Workforce Reduction: The company is planning to reduce its workforce significantly by the end of the month.
Departures: There will be multiple departures as part of the workforce reduction strategy.
Announcement of Technology Sale: Origin has announced plans to sell its technology division, indicating a strategic shift in its business operations.
Operational Changes: Following the technology sale, there will be a significant reduction in operations, which may impact employees and stakeholders.
- Letter of Intent Signed: Origen Resources (ORGN) has signed a letter of intent to acquire a rare earth elements project in Piauí, Brazil, covering over 33,000 hectares, indicating the company's strategic expansion in the rare earth market.
- Investment Structure: To acquire a 70% interest, Origen will pay $100,000 and issue 2,000,000 shares, with a further payment of $100,000 and 4,000,000 shares due on the second anniversary of the definitive agreement, reflecting the company's long-term commitment to the project.

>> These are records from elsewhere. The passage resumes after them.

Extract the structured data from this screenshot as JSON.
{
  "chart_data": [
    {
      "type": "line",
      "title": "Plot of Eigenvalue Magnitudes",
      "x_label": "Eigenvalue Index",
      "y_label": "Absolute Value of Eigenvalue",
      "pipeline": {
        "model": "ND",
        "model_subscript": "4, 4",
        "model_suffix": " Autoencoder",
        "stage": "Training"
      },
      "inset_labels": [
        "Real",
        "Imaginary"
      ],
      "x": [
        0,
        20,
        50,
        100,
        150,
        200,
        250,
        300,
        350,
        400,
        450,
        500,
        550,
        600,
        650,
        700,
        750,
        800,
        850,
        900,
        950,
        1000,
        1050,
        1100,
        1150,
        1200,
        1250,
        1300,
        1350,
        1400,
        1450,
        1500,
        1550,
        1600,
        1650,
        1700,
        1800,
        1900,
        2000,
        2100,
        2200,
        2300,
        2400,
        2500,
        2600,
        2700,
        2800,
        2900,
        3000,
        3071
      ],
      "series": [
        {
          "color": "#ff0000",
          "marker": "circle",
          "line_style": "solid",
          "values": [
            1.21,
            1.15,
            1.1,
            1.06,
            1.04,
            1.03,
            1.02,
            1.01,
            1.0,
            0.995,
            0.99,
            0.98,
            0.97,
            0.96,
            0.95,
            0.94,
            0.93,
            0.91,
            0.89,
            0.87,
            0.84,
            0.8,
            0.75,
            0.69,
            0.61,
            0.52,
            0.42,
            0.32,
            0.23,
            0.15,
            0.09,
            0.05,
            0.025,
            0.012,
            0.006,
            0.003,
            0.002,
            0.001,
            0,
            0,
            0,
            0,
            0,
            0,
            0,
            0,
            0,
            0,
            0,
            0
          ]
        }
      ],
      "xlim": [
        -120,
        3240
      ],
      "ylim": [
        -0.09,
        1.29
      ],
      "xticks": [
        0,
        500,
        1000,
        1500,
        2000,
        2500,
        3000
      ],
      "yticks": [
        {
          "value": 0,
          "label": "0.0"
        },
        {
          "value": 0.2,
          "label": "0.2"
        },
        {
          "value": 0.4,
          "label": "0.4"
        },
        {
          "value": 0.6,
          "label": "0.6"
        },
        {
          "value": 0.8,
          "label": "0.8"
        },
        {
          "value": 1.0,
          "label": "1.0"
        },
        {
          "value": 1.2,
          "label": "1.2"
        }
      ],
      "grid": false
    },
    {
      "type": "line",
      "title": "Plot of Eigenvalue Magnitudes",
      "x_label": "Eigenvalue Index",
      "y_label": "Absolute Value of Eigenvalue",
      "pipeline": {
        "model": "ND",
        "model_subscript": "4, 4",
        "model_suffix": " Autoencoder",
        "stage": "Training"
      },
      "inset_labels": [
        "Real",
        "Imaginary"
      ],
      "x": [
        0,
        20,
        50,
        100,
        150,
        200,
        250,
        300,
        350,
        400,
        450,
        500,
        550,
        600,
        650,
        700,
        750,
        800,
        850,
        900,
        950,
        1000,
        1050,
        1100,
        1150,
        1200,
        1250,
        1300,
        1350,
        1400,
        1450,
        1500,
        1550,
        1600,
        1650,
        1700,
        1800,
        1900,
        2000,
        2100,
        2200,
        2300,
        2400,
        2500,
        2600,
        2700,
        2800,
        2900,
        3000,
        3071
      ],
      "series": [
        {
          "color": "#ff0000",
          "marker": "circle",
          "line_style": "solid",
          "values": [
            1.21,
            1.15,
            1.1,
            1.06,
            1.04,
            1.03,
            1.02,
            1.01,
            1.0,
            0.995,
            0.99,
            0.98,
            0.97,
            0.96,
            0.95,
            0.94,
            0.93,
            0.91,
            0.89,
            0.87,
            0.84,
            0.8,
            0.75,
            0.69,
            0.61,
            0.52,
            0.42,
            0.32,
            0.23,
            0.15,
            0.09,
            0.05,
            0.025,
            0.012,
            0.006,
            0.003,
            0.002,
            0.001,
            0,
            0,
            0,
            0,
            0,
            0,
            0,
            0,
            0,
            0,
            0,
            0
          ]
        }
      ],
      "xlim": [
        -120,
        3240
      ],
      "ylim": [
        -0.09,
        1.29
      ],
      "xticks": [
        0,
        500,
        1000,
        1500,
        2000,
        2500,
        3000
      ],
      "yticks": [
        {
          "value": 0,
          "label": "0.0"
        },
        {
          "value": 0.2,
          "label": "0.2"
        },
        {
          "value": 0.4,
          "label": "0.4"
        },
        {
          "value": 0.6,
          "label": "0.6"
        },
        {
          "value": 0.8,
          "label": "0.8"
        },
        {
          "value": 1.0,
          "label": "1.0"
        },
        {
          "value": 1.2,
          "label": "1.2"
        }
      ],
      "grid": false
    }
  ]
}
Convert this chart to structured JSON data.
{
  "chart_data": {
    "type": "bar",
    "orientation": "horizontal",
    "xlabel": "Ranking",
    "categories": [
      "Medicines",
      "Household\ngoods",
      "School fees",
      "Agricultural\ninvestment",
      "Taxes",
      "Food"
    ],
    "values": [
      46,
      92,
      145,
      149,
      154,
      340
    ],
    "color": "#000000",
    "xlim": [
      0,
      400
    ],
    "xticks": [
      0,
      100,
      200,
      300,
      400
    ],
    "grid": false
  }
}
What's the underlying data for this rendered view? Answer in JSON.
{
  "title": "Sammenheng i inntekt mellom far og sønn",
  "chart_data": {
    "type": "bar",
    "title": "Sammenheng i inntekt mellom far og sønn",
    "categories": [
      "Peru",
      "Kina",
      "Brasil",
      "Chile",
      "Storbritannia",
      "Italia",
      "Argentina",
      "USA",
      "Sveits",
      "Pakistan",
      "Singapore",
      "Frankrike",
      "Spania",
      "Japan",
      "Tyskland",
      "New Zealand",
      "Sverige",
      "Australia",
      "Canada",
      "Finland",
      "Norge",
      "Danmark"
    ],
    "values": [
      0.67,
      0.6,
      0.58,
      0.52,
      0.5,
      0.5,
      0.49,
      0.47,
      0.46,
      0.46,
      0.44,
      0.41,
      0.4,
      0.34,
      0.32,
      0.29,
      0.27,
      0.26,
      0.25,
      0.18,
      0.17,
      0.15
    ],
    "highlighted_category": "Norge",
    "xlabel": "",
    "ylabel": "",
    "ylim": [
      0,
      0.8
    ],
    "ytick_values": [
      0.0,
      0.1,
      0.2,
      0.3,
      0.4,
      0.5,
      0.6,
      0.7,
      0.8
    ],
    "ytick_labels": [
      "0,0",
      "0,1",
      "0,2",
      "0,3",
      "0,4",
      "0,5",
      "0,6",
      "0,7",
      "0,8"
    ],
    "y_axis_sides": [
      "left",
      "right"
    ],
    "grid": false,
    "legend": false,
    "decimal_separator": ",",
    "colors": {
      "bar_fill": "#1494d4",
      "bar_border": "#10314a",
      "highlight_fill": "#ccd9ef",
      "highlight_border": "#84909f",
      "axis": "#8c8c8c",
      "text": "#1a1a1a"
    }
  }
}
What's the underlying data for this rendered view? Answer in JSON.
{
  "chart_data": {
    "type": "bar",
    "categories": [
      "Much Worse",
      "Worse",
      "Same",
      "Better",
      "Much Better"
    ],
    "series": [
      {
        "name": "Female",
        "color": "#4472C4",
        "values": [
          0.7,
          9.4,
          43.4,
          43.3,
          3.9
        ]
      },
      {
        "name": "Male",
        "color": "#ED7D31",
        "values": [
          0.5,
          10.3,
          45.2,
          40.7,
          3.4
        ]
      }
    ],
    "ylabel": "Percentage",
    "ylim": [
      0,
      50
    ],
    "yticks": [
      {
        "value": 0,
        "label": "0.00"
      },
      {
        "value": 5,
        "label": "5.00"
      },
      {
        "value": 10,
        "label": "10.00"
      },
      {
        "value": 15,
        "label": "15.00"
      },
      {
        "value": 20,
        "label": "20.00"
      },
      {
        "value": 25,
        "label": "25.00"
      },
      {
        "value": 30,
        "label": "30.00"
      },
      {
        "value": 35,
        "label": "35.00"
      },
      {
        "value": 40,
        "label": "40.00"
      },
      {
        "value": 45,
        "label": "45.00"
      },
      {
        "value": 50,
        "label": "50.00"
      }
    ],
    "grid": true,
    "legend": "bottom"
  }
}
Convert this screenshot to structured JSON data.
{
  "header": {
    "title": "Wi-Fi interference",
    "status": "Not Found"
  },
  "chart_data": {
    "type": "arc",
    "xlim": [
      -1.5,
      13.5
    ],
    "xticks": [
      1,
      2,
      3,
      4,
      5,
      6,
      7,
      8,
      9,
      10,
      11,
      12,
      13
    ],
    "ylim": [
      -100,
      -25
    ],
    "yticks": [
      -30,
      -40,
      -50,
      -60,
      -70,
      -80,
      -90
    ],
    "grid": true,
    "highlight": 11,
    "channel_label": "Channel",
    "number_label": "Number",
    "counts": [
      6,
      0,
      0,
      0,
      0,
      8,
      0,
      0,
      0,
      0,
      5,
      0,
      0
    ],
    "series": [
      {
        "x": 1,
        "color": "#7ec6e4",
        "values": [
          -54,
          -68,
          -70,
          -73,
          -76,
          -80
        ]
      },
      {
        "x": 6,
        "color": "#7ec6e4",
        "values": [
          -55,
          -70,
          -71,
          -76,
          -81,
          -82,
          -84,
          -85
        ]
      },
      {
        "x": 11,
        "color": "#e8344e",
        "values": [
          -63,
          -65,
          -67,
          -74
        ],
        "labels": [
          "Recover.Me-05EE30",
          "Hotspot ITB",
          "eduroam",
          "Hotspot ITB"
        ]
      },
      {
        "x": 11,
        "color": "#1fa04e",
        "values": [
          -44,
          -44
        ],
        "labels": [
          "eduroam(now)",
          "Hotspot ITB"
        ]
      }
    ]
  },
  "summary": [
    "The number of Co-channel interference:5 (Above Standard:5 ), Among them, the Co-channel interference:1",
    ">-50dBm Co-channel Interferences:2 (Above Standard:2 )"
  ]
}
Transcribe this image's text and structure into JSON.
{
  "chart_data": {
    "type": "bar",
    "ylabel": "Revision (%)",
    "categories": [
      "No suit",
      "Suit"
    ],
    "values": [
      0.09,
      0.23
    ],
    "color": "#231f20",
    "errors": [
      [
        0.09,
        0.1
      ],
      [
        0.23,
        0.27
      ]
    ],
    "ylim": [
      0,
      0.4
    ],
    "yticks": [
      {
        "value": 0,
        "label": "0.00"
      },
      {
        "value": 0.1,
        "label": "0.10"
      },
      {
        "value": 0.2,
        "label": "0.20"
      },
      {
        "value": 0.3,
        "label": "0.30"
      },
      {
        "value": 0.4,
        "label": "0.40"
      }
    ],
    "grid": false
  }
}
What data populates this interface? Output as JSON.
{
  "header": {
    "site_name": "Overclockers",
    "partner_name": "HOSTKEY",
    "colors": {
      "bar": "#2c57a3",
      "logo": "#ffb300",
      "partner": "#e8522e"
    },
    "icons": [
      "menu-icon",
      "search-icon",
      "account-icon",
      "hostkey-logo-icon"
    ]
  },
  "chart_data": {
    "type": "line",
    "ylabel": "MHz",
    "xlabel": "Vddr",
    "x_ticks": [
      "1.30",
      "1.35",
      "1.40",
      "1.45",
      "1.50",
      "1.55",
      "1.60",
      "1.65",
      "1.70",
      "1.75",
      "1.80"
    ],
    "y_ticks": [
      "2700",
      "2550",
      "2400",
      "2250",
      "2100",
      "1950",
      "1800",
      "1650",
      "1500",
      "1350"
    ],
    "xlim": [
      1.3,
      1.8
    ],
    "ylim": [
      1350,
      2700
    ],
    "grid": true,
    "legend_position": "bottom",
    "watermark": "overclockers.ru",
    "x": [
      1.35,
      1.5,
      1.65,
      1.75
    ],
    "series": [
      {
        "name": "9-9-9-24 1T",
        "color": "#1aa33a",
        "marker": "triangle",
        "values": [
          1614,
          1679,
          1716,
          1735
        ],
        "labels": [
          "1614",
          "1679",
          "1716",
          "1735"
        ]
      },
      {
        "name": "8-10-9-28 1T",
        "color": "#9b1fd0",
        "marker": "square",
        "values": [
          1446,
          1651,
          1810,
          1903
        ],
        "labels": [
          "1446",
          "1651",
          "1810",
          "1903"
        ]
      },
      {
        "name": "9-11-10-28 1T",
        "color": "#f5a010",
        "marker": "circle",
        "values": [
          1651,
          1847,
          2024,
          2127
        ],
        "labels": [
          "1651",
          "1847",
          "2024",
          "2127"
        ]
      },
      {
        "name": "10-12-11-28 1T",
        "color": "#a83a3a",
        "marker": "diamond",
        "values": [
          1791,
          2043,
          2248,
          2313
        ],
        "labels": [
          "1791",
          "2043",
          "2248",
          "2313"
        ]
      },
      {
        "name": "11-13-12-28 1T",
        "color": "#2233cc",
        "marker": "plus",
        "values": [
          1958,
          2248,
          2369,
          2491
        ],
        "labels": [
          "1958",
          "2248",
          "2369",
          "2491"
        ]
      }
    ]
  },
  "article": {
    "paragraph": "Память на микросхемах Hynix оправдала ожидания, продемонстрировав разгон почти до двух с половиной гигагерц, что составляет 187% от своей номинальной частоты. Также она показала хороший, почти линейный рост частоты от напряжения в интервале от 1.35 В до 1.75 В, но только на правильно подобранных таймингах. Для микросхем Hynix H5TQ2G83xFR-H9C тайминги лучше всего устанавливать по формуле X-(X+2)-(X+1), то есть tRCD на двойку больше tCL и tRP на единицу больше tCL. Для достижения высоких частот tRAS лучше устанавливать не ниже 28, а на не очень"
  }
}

- Exploration Expenditure Requirement: Within two years post-due diligence, Origen must incur $1,500,000 in exploration expenditures, which not only validates the project's feasibility but also lays the groundwork for the future joint venture.
- Joint Venture Plan: After exploration, Origen and the vendor will form a 70/30 joint venture, with the vendor retaining a 2% royalty, of which 1% can be purchased for $1,500,000 before commercial production, ensuring a mutually beneficial profit-sharing mechanism.